Il Pentagono: "Bassa probabilità di vittoria militare di Kiev". Il capo di stato maggiore Usa: "Possibile una soluzione politica che porti al ritiro della Russia. Mosca ha fallito ogni obiettivo".

Scavallate le temute elezioni di mid term – concluse con una tenuta dei Democratici e col mancato sfondamento dei Repubblicani – gli Usa iniziano la loro moral suasion nei confronti dell’Ucraina perché si aprano finalmente spiragli di trattativa sulla guerra . I canali con la Russia restano aperti, l’incontro a Bali fra Joe Biden e Xi Jinping ha evidenziato la necessità di collaborare per abbassare la tensione, e la prudenza americana sul missile caduto in territorio polacco è stata parecchio apprezzata a Mosca.

Ora la missione Usa è quella di convincere Zelenski alla trattativa, che gli ucraini continuano a vedere come fumo negli occhi. Ma i ‘pizzini’ che giungono da Washington nelle ultime ore sono piuttosto chiari, e l’Ucraina dovrà prresto recepirli visto lo sforzo fatto dall’Occidente per armare Kiev e rendere possibile la resistenza all’invasione russa.

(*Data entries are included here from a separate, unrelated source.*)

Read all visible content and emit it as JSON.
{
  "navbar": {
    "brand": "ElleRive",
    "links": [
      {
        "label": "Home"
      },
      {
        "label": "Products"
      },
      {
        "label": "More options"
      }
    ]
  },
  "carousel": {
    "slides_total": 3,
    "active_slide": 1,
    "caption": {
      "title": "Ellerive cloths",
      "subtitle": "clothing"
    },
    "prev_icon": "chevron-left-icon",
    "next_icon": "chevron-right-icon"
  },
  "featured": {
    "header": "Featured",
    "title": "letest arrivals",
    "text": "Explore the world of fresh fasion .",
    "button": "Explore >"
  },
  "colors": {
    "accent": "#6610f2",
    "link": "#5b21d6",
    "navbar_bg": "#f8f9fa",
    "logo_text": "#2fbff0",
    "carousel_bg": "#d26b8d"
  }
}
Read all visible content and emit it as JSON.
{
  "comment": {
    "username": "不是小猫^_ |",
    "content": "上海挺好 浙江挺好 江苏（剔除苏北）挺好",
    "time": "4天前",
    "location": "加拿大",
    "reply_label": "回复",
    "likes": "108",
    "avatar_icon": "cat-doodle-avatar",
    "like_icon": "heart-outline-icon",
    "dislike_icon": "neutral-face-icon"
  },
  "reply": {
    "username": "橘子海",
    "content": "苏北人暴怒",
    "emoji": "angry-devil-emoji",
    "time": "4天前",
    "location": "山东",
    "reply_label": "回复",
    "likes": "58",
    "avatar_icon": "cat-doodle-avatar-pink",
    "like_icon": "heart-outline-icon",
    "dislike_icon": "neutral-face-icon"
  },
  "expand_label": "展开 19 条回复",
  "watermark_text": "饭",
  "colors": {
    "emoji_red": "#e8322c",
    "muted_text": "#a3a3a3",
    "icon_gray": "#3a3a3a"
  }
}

L’Ucraina vuole sedersi ad un tavolo solo quando Putin avrà abbandonato tutte le terre conquistate, Crimea compresa, gli Stati Uniti lasciano intendere che a qualcosa bisognerà rinunciare, e che il momento è propizio per provare a congelare la situazione.

Poche probabilità di recuperare la Crimea

“La probabilità di una vittoria militare ucraina, che includa l’espulsione dei russi da tutta l’Ucraina, compresa la Crimea, la probabilità che ciò accada presto non è militarmente alta”. Lo ha detto il capo di stato maggiore Usa, il generale Mark Milley, in una conferenza al Pentagono, aggiungendo che sarebbe invece possibile una soluzione politica, grazie alla quale i russi si ritirino.

Tuttavia, ha aggiunto, “potrebbe esserci una soluzione politica in cui la Russia si ritiri”. Le forze russe, ha spiegato Milley, “stanno soffrendo tremendamente” e hanno subito “altissime perdite” in termini umani e di mezzi. Quanto alle probabilità che la Russia riesca a conquistare tutto il territorio dell’Ucraina o a “travolgere” l’Ucraina, sono “militarmente zero”.

La strategia di Washington

L’indicazione di Biden agli alleati è stata chiara fin dall’inizio del conflitto. L’obiettivo deve essere “contenere” Putin, senza innescare un’escalation incontrollabile. A meno che non ci sia scelta. Allo stesso tempo è probabile che Biden voglia capire se i russi stiano cercando l’occasione per una via d’uscita.

John Kirby, direttore della comunicazione strategica della Casa Bianca, ha detto in un’intervista al Corriere che, finché i russi bombardano le città, colpendo i civili, non ci sono le condizioni per un negoziato. Ma dal dipartimento di Stato fanno osservare che, con l’inverno, potrebbe scattare “un cessate il fuoco” fisiologico.